Due: Thursday, April 8
 

For each problem, make an Excel model, simulate the situation using YASAI, and hand in the standard printouts for a simulation problem.
 

Q1. (30 points)   You operate an aircraft that flies two flights per day: an "outbound" flight from its base to a remote destination, and then and "inbound" flight back again.  The aircraft can carry a mix of passengers and freight: if configured for all passengers, the aircraft holds 216 seats.  Each freight pallet you configure the aircraft to hold takes away 24 seats, and you are considering setting up the aircraft to hold either 0, 1, 2, 3, 4, 5, or 6 freight pallets.  The split between seats and space for pallets must be decided once a year when the aircraft undergoes "heavy maintenance"; it cannot be changed for each flight.  You make a profit of $50 for each passenger carried (in either direction), and demand for seats on the outbound flight is Poisson with a mean of 160, while demand for seats on the inbound flight is Poisson with a mean of 159 (independent of the outbound flight).  Demand for freight carriage is independent of passenger demand and also independent between the inbound and outbound flights.  You have collected historical data on freight demand and have obtained the following:

Outbound Inbound
Pallets Probability Probability
0 6% 7%
1 8% 9%
2 18% 18%
3 20% 19%
4 21% 17%
5 16% 16%
6 or more 11% 14%

You make a profit $275 per pallet carried (in either direction).  What aircraft configuration maximizes the average profit per day? Simulate 1000 days for each possible configuration.
  

Q2.  (35 points)  You make a perishable, volatile chemical for which you charge $2.25 per liter.  You have 75 regular customers for the chemical, each of whom has an independent 90% chance of placing an order on any given day.  You also get an average of 33 orders per day from other, non-regular customers; assume the number of non-regular customers per day has a Poisson distribution.   Every order is for one 20-liter container.

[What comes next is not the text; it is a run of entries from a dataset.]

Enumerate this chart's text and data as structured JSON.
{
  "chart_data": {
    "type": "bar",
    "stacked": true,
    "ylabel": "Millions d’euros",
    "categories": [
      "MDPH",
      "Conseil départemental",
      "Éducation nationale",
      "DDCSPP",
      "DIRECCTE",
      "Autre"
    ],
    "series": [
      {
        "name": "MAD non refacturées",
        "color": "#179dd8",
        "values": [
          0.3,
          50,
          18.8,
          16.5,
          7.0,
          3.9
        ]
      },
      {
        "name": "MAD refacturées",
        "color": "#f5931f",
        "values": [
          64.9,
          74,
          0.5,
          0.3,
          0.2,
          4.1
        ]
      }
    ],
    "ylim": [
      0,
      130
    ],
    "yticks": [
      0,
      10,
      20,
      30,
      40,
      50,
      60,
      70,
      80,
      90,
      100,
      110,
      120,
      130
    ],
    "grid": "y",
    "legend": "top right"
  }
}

You produce the chemical by two batch processes, called "large" and "small".  The large batch process produces 800 liters of the chemical at a cost of $1300, while the small batch process produces 500 liters at a cost of $850.  Each day, you can run each of these processes any whole number of times.  Because it is so unstable, any chemical left unsold at the end of the day must be recycled, at a cost of $0.35 per liter. 

What is the best number of times to run each process?  Use a sample size of 1000 and consider all six possible combinations of running the large process either 1 or 2 times, and the small process either 0, 1, or 2 times.  For the choice giving the highest average profit per day, what is the average number of liters recycled per day?
 

Q3.  (35 points)  You operate a remote work site with five pieces of diesel-powered equipment, as follows:

Probability Min Fuel Max Fuel
Equipment Needed Amount Amount
1 0.43 5 15
2 0.31 3 20
3 0.41 2 20
4 0.37 10 25
5 0.23 5 20

For example, the first piece of equipment has a 43% chance of being used on any given day, and if it is used, it requires an amount of fuel uniformly distributed between 5 and 15 gallons.  Similarly, the second piece of equipment has a 31% chance of being used on any particular day, and if it is used, requires an amount of fuel uniformly distributed between 3 and 20 gallons.  The remaining rows of the table are interpreted similarly.

Before the work day begins, and thus before you know which pieces of equipment will be used and how much fuel they will consume, you can "preposition" fuel at the work site at a cost of $0.22 per gallon.  If any of this fuel is not used, it must (for security reasons) be shipped back from the work site at the end of the day for the same cost of $0.22 per gallon.  If you end up needing more fuel than you prepositioned, the extra fuel needed must be shipped to the worksite at a higher, "emergency" cost of $0.54 per gallon.  

You are considering prepositioning either 0, 5, 10, 15, 20, 25, 30, 35, or 40 gallons of fuel at the work site.  Based on a sample size of 1000, determine which choice gives you the lowest average shipping daily cost.  With the lowest-cost strategy, what is the average number of gallons of fuel per day that must be "emergency" shipped to the site?

Hint: one way to produce a 1 with probability p and a 0 with probability 1 − p is to use the formula GENBINOMIAL(1,p).